De l’espace à la Terre, une télémédecine à grande échelle
Un autre aspect de la recherche centrée autour de cette expérience cosmique s’applique à mettre en place de nouveaux outils de télémédecine utilisables sur Terre. "À bord de l’ISS, on apprend à se soigner soi-même. C’est un avant-goût de la télémédecine", raconte Thomas Pesquet. "J’étais notamment équipé d’un échographe piloté à distance pour que les médecins sur Terre puissent observer les mouvements des fluides dans mon corps. Il me suffisait de poser cet échographe sur la zone du corps qu’ils voulaient étudier", détaille l’astronaute. Ce type d’outil s’avèrera très utile dans les déserts médicaux pour transmettre des données aux médecins sans se déplacer. Et si les données ainsi recueillies circulent de l’ISS, située à près de 400 km d’altitude, jusqu’aux médecins restés sur Terre, nul doute qu’elles pourront être transmises d’un patient habitant dans une zone de désert médical à un praticien situé à quelques dizaines de kilomètres.

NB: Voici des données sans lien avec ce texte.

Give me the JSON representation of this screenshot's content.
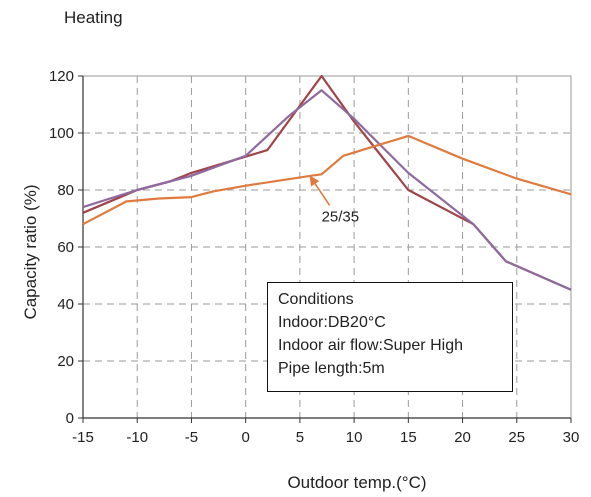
{
  "chart_data": {
    "type": "line",
    "title": "Heating",
    "xlabel": "Outdoor temp.(°C)",
    "ylabel": "Capacity ratio (%)",
    "xlim": [
      -15,
      30
    ],
    "ylim": [
      0,
      120
    ],
    "xticks": [
      -15,
      -10,
      -5,
      0,
      5,
      10,
      15,
      20,
      25,
      30
    ],
    "yticks": [
      0,
      20,
      40,
      60,
      80,
      100,
      120
    ],
    "grid": true,
    "series": [
      {
        "color": "#a0444a",
        "points": [
          [
            -15,
            72
          ],
          [
            -10,
            80
          ],
          [
            -7,
            83
          ],
          [
            -5,
            86
          ],
          [
            2,
            94
          ],
          [
            7,
            120
          ],
          [
            10,
            104
          ],
          [
            15,
            80
          ],
          [
            21,
            68
          ],
          [
            24,
            55
          ],
          [
            30,
            45
          ]
        ]
      },
      {
        "color": "#8e6a9e",
        "points": [
          [
            -15,
            74
          ],
          [
            -10,
            80
          ],
          [
            -5,
            85
          ],
          [
            0,
            92
          ],
          [
            4,
            106
          ],
          [
            7,
            115
          ],
          [
            10,
            105
          ],
          [
            15,
            86
          ],
          [
            21,
            68
          ],
          [
            24,
            55
          ],
          [
            30,
            45
          ]
        ]
      },
      {
        "color": "#e07b3e",
        "points": [
          [
            -15,
            68
          ],
          [
            -11,
            76
          ],
          [
            -8,
            77
          ],
          [
            -5,
            77.5
          ],
          [
            -3,
            79.5
          ],
          [
            0,
            81.5
          ],
          [
            6,
            85
          ],
          [
            7,
            85.5
          ],
          [
            9,
            92
          ],
          [
            15,
            99
          ],
          [
            20,
            91
          ],
          [
            25,
            84
          ],
          [
            30,
            78.5
          ]
        ]
      }
    ],
    "annotations": [
      {
        "text": "25/35",
        "x": 7,
        "y": 69,
        "arrow_to": [
          6,
          84.5
        ]
      }
    ],
    "conditions": {
      "title": "Conditions",
      "lines": [
        "Indoor:DB20°C",
        "Indoor air flow:Super High",
        "Pipe length:5m"
      ]
    }
  }
}
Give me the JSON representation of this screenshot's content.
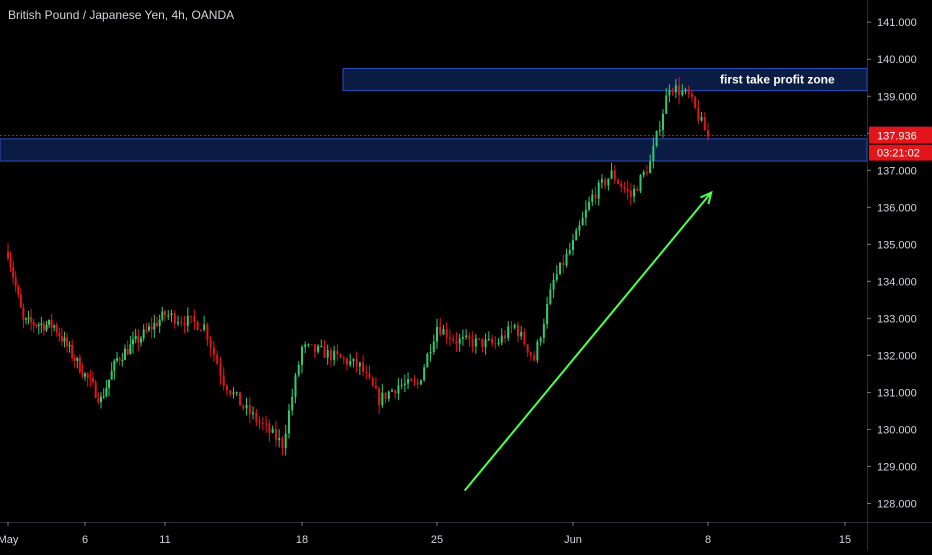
{
  "header": {
    "symbol_title": "British Pound / Japanese Yen, 4h, OANDA"
  },
  "colors": {
    "background": "#000000",
    "up": "#2ecc71",
    "down": "#e3151a",
    "price_line": "#e3151a",
    "zone_fill": "#0b1c44",
    "zone_border": "#2e4fbf",
    "arrow": "#4cff4c",
    "axis_text": "#d1d4dc"
  },
  "price_badge": {
    "value": "137.936",
    "countdown": "03:21:02"
  },
  "annotations": {
    "upper_zone_label": "first take profit zone",
    "upper_zone": [
      139.15,
      139.75
    ],
    "lower_zone": [
      137.25,
      137.85
    ],
    "arrow": {
      "from": {
        "x": "May 29",
        "y": 128.35
      },
      "to": {
        "x": "Jun 12",
        "y": 136.4
      }
    }
  },
  "chart_data": {
    "type": "candlestick",
    "title": "British Pound / Japanese Yen, 4h, OANDA",
    "ylim": [
      127.5,
      141.6
    ],
    "y_ticks": [
      "141.000",
      "140.000",
      "139.000",
      "138.000",
      "137.000",
      "136.000",
      "135.000",
      "134.000",
      "133.000",
      "132.000",
      "131.000",
      "130.000",
      "129.000",
      "128.000"
    ],
    "x_ticks": [
      "May",
      "6",
      "11",
      "18",
      "25",
      "Jun",
      "8",
      "15"
    ],
    "current_price": 137.936,
    "waypoints": [
      [
        "May 1",
        134.8
      ],
      [
        "May 2",
        132.9
      ],
      [
        "May 4",
        132.8
      ],
      [
        "May 7",
        130.8
      ],
      [
        "May 8",
        131.9
      ],
      [
        "May 10",
        132.7
      ],
      [
        "May 11",
        133.1
      ],
      [
        "May 13",
        132.8
      ],
      [
        "May 14",
        131.3
      ],
      [
        "May 15",
        130.6
      ],
      [
        "May 17",
        129.6
      ],
      [
        "May 18",
        132.2
      ],
      [
        "May 19",
        132.1
      ],
      [
        "May 21",
        131.7
      ],
      [
        "May 22",
        130.8
      ],
      [
        "May 23",
        131.2
      ],
      [
        "May 24",
        131.2
      ],
      [
        "May 25",
        132.8
      ],
      [
        "May 26",
        132.4
      ],
      [
        "May 28",
        132.3
      ],
      [
        "May 29",
        132.8
      ],
      [
        "May 30",
        131.9
      ],
      [
        "May 31",
        134.0
      ],
      [
        "Jun 1",
        135.0
      ],
      [
        "Jun 2",
        136.3
      ],
      [
        "Jun 3",
        136.9
      ],
      [
        "Jun 4",
        136.3
      ],
      [
        "Jun 5",
        137.2
      ],
      [
        "Jun 6",
        139.3
      ],
      [
        "Jun 7",
        139.0
      ],
      [
        "Jun 8",
        137.9
      ]
    ]
  }
}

Protection contre les radiations
Enfin, chaque mission spatiale est l’occasion de travailler sur une surexposition aux radiations. "L’espace présente en effet des taux de radioactivité deux fois plus élevés que les plus hauts taux naturels relevés sur Terre", rappelle Yves Lévy, président-directeur général de l’Inserm. De retour sur Terre, ces données permettent d’évaluer les risques liés aux expositions répétées dues par exemple aux mammographies ou aux radiographies, de mettre au point des agents radioprotecteurs pour limiter les risques mais aussi de travailler sur la question de l’adaptation de l’humain à la radioactivité. Si de nombreux résultats biomédicaux n’en sont encore qu’aux balbutiements, les prochaines missions spatiales promettent de fournir de nouvelles données aux chercheurs. Et Thomas Pesquet nous l’assure : il compte bien être encore de la partie.
Conférence de presse du 10 octobre 2017 à l’Académie des sciences, en présence de Thomas Pesquet, d’Yves Lévy (président-directeur général de l’Inserm), de Jean-Yves Le Gall (président du CNES), et des docteurs Laurence Vico et Pierre Boutouyrie.